From the majestic entrance of the building, we understand why the lover of places that have a history has been seduced. There floats the ghost of Gio Ponti. A presence that Ramdane respects for the development. Its decoration is faithful to this Milanese aesthetic of the 1950s-1960s, with carefully chosen colors for the walls and vintage Italian furniture. “Almost everything comes from the antique fair in Parma where I go twice a year. “Example with the sconces in the hallway, the “Superleggera” chairs by Gio Ponti, the Ginori coffee service or this baroque bed, bought from a Neapolitan merchant. “On the other hand, the dining room table was found at an antique dealer in Milan. The carefully restored period ceilings and floors complete the great stylistic harmony, barely disturbed by a few personal touches, such as these two large portraits of Italian political leaders in the dining room. “One was a communist, the other a socialist. Which is not lacking in humor in a city known for its upper middle class. Objects were also brought from Paris, such as Mies van der Rohe’s “Barcelona” daybed, Cassandra posters unearthed at the flea market, a drawing by Martial Raysse bought at Kamel Mennour, or an engraving from the beginning of the Nineteenth century. “She comes from my family home,” explains Victoire.
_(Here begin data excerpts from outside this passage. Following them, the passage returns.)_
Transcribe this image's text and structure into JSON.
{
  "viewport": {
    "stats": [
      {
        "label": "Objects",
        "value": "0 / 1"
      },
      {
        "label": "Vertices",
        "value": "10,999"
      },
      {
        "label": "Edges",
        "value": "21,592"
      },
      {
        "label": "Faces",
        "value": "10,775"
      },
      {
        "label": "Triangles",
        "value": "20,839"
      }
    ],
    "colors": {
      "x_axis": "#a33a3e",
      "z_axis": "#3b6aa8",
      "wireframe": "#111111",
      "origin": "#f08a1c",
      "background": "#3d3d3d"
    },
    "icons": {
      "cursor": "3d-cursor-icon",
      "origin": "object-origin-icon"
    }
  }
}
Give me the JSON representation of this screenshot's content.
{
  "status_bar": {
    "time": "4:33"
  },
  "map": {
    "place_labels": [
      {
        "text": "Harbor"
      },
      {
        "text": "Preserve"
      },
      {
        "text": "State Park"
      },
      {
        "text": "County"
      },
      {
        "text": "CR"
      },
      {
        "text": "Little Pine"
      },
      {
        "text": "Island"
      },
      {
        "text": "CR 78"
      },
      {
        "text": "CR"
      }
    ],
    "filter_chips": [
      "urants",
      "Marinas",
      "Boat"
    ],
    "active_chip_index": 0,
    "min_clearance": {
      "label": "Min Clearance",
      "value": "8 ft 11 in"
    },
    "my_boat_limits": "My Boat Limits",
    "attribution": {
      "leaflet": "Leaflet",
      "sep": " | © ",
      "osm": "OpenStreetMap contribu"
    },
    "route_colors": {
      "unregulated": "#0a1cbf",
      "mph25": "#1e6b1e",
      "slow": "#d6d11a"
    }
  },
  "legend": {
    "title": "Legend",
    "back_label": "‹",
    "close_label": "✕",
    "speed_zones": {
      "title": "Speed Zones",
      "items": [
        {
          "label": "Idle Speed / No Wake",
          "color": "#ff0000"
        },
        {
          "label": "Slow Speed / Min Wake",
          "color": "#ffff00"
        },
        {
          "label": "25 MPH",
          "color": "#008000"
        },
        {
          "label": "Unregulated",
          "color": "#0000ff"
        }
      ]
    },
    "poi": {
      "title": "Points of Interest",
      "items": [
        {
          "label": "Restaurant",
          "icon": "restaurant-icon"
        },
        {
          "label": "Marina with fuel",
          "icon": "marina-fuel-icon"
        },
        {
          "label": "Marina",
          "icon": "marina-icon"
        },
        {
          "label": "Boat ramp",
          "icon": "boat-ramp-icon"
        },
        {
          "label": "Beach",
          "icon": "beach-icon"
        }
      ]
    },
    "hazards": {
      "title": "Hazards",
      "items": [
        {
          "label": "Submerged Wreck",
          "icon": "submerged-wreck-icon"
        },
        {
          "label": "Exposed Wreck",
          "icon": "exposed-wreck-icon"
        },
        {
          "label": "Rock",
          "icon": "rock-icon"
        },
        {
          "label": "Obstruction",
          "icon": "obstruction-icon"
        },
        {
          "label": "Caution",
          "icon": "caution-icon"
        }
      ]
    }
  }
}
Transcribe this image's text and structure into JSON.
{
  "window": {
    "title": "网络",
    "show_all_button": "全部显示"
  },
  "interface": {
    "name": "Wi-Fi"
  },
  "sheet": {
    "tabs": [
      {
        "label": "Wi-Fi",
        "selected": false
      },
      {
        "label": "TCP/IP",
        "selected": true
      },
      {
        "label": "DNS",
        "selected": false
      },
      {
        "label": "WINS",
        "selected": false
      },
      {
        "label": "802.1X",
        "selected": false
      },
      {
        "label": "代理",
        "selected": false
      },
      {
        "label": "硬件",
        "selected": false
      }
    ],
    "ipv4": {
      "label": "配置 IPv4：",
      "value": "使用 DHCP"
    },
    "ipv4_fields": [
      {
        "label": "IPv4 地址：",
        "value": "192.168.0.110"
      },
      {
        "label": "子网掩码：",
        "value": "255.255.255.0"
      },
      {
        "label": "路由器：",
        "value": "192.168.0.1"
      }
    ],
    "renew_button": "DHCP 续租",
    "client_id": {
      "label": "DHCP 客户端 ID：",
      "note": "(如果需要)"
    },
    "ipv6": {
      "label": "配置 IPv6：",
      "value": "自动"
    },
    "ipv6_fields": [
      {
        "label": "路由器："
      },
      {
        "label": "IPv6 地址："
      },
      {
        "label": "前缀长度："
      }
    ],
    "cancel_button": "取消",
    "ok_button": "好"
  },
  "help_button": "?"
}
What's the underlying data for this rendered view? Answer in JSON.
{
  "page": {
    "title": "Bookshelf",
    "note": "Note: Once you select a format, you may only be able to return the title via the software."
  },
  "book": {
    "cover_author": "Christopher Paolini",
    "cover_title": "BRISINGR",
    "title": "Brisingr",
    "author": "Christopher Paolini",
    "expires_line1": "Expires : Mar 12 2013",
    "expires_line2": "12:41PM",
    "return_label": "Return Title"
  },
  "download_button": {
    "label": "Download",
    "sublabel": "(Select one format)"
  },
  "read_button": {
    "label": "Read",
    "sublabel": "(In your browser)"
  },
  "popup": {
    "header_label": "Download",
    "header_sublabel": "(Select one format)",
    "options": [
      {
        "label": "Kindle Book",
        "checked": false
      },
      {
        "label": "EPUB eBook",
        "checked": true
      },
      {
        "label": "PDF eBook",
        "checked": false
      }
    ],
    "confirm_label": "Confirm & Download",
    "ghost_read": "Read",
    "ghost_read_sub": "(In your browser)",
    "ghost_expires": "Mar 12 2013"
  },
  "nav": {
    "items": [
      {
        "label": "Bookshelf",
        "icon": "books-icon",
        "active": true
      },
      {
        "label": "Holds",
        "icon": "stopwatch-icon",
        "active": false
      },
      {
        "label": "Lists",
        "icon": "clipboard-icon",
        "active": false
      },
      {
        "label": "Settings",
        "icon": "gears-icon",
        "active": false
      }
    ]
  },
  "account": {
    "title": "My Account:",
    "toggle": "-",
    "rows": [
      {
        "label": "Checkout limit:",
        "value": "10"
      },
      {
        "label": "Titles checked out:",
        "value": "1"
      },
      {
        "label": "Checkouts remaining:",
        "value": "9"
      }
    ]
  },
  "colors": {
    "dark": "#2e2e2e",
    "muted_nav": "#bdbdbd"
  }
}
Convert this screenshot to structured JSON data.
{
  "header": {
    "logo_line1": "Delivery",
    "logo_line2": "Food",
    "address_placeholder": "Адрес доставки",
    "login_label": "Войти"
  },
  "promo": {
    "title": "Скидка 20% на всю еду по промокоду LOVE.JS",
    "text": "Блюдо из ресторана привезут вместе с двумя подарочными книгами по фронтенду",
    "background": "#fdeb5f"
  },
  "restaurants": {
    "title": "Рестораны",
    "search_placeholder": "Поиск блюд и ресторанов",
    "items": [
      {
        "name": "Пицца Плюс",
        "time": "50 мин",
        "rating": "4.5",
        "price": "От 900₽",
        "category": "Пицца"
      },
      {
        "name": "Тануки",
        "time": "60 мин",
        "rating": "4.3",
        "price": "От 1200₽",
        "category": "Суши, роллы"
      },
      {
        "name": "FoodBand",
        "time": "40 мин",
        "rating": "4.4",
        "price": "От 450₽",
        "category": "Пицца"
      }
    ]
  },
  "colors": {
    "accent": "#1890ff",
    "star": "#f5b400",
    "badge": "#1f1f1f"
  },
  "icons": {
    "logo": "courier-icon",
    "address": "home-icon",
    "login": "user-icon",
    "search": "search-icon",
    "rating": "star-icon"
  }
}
It is part of a series of portraits that hung in my mother’s bathroom. She had given us some to decorate the first Buly boutique. In a window, like an echo, the amateur recognizes the Fragrant Lantern, one of the last objects created by Ramdane.

In the dining room, a large table unearthed in Milan and Gio Ponti's

In the dining room, a large table unearthed in Milan and Gio Ponti’s “Superleggera” chairs sit enthroned under the gaze of an Italian communist leader.© Luc Castel

Since last October, the pretty brand has been purchased by the LVMH group. “Ramdane was tired of day-to-day management. He is now solely responsible for the artistic direction, independently, through his creative agency,” comments Victoire, who still has one foot in the house: “I am very attached to Buly. For his part, her husband is teeming with projects. A publishing house, fashion and the resurrection of a third sleeping beauty… Between two round trips to Milan.